Voyage en Indonésie été 2017: épisode 2

Au cœur de la musique sundanaise :

le Tarawangsa

tarawangsa-sunda-rancakalong

Ce Jeudi 6 Juin 2017, nous avons eu la chance inestimable de rencontrer Pupung Supena, un grand maître du Tarawangsa, et Tahya son accompagnateur au jentreng.

En partant de Bandung, il nous a fallu environ une heure et demi pour arriver dans la région de Sumedang. Nous sommes passés par des paysages magnifiques avec des rivières en étages engorgées dans des vallées profondes. La région est encore très préservée et en arrivant dans le district de Rancakalong nous nous sentons comme enveloppés délicatement au cœur de la culture sundanaise.
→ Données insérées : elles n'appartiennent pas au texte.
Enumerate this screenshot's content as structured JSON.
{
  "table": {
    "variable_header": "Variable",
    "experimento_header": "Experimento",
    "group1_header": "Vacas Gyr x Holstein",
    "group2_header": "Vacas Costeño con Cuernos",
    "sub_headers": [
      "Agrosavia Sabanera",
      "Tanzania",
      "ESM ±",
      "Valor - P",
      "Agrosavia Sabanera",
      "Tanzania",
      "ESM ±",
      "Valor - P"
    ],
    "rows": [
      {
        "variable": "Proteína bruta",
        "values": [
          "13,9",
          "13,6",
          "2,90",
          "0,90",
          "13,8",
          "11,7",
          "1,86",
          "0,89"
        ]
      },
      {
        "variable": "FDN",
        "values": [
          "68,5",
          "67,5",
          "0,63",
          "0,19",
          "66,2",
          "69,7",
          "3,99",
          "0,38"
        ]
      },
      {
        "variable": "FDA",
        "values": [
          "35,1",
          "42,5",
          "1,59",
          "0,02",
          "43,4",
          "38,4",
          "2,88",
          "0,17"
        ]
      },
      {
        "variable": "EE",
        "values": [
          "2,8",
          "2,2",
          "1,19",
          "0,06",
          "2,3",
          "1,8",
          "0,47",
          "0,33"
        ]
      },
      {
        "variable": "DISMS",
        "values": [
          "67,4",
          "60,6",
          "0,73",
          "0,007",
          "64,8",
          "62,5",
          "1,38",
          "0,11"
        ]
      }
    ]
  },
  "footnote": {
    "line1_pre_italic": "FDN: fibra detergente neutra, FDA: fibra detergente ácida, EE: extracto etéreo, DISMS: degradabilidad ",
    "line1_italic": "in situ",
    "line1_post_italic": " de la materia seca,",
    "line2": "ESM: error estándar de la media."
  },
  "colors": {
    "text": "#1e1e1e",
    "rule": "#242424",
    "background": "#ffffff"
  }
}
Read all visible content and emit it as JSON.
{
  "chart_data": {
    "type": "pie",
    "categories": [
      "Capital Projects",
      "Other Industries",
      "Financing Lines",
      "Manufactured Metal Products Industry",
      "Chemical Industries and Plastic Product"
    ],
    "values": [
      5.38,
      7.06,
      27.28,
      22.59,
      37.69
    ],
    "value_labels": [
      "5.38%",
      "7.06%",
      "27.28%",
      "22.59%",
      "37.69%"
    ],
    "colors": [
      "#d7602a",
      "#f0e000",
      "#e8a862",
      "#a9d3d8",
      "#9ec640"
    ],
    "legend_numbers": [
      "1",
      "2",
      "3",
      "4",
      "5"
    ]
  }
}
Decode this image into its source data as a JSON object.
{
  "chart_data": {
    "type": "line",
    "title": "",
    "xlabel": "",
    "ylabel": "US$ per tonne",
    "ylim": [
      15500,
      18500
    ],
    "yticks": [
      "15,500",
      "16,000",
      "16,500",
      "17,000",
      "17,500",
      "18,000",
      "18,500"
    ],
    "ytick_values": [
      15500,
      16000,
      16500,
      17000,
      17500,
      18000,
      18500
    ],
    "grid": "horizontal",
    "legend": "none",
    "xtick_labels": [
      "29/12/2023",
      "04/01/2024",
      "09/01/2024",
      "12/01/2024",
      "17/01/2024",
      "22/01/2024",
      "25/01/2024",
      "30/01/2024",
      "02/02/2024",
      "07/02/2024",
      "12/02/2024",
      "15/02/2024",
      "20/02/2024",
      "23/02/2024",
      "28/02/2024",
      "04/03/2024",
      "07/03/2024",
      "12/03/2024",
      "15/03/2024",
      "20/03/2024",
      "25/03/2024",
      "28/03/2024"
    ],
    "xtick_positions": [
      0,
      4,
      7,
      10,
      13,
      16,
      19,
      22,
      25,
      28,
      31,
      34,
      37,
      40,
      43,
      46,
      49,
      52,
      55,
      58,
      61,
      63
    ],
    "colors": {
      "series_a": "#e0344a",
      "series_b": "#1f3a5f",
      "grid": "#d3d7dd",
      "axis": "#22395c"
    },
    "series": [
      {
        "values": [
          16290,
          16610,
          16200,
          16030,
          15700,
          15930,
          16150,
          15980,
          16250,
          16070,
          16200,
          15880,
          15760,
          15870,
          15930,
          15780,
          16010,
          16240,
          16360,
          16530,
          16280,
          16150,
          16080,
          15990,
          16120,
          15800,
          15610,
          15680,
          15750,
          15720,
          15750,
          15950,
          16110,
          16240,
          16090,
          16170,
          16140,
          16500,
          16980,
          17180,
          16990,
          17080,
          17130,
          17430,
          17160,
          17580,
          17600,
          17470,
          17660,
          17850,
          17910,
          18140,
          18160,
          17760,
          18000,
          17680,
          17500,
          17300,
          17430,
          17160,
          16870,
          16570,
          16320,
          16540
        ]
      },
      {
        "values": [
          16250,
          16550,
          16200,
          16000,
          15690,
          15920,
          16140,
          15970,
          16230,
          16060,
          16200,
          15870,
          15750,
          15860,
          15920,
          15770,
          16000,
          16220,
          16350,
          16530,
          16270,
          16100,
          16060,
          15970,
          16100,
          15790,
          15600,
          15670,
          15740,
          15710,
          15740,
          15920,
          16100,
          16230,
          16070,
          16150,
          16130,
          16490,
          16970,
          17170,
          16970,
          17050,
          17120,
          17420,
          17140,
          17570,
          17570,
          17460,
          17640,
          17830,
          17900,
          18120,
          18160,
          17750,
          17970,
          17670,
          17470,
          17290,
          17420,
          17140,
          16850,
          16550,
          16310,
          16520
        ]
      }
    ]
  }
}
Pupung Supena, nous a accueilli dans sa maison, le temps de nous jouer deux sublimes répertoires et de nous présenter brièvement ce style ancien. Il faudrait bien plus d'une page de blog pour expliquer en détail tous les aspects de ces instruments mais voici un petit résumé de notre très (trop) brève visite sur place.

Le Tarawangsa est un style de musique séculaire spécifique à la région de java-ouest (Sunda) qui daterait du 14e siècle. Il s'est transmis oralement et ce mode de transmission persiste jusqu'à aujourd'hui. C'est un style de musique qui est constitué de deux instruments. Le tarawangsa, une vièle à 2 cordes dont l'une est frottée et l'autre pincée et le jentreng, (sorte de kecapi) à 7 cordes pincés. L'instrument tarawangsa serait antérieur à l'arrivée du rebab à java, autre instrument à corde frottée présent dans les ensembles de gamelan.

Lorsque l'on additionne le nombre de cordes des deux instruments (tarawangsa et jentreng), on arrive au nombre de neuf. Ce n'est pas un chiffre anodin, puisqu'il est associé aux Wali Sanga qui dans la tradition javanaise seraient les neuf saints javanais qui ont propagés l'islam à Java dès le 14e siècle. Le tarawangsa et le jentreng auraient servis comme vecteurs de diffusion de l'islam. Le mot tarawangsa même est une association de syllabes dont les dernières seraient des abréviations de Wali Sanga.

Ces instruments de musique servent principalement comme musique de rituel pour célébrer la fin des récoltes et inviter ainsi la déesse du riz, Dewi Sri. Les nombreux villageois participent en dansant spontanément. La danse ne suit pas une chorégraphie pré-établie elle n'est pas destinée au regard des humains mais plutôt aux esprits. Il n'est pas étonnant que la transe fasse son apparition au cours du rituel. Parmi les quarante-deux pièces du répertoire de tarawangsa, seul sept d'entres elles sont utilisées pour la danse.

répertoire du tarawangsa

Aujourd'hui, le contexte de jeu lié aux récoltes existent encore mais il s'y ajoutent des situations de performances plus profanes comme par exemple des mariages, des naissances ou des festivals de musiques traditionnelles.

Au contraire d'autres musiciens de Tarawangsa, Pupung Supena se revendique comme un authentique musicien de cette tradition, dernier descendant d'une longue lignée venant de Rancakalong et vivant encore dans ce district. La musique de Tarawangsa se transmet oralement sans utilisation de notation. Selon Pupung Supena, il faut environ un an de pratique intensive, en fonction de la rapidité d'apprentissage de l'élève, pour apprendre la totalité du répertoire.

Merci encore à Teteh Wiwid et nos deux Kang Asep sans qui nous n'aurions pas pu rencontrer aussi rapidement ces deux musiciens exceptionnels dans cette région périphérique de Bandung.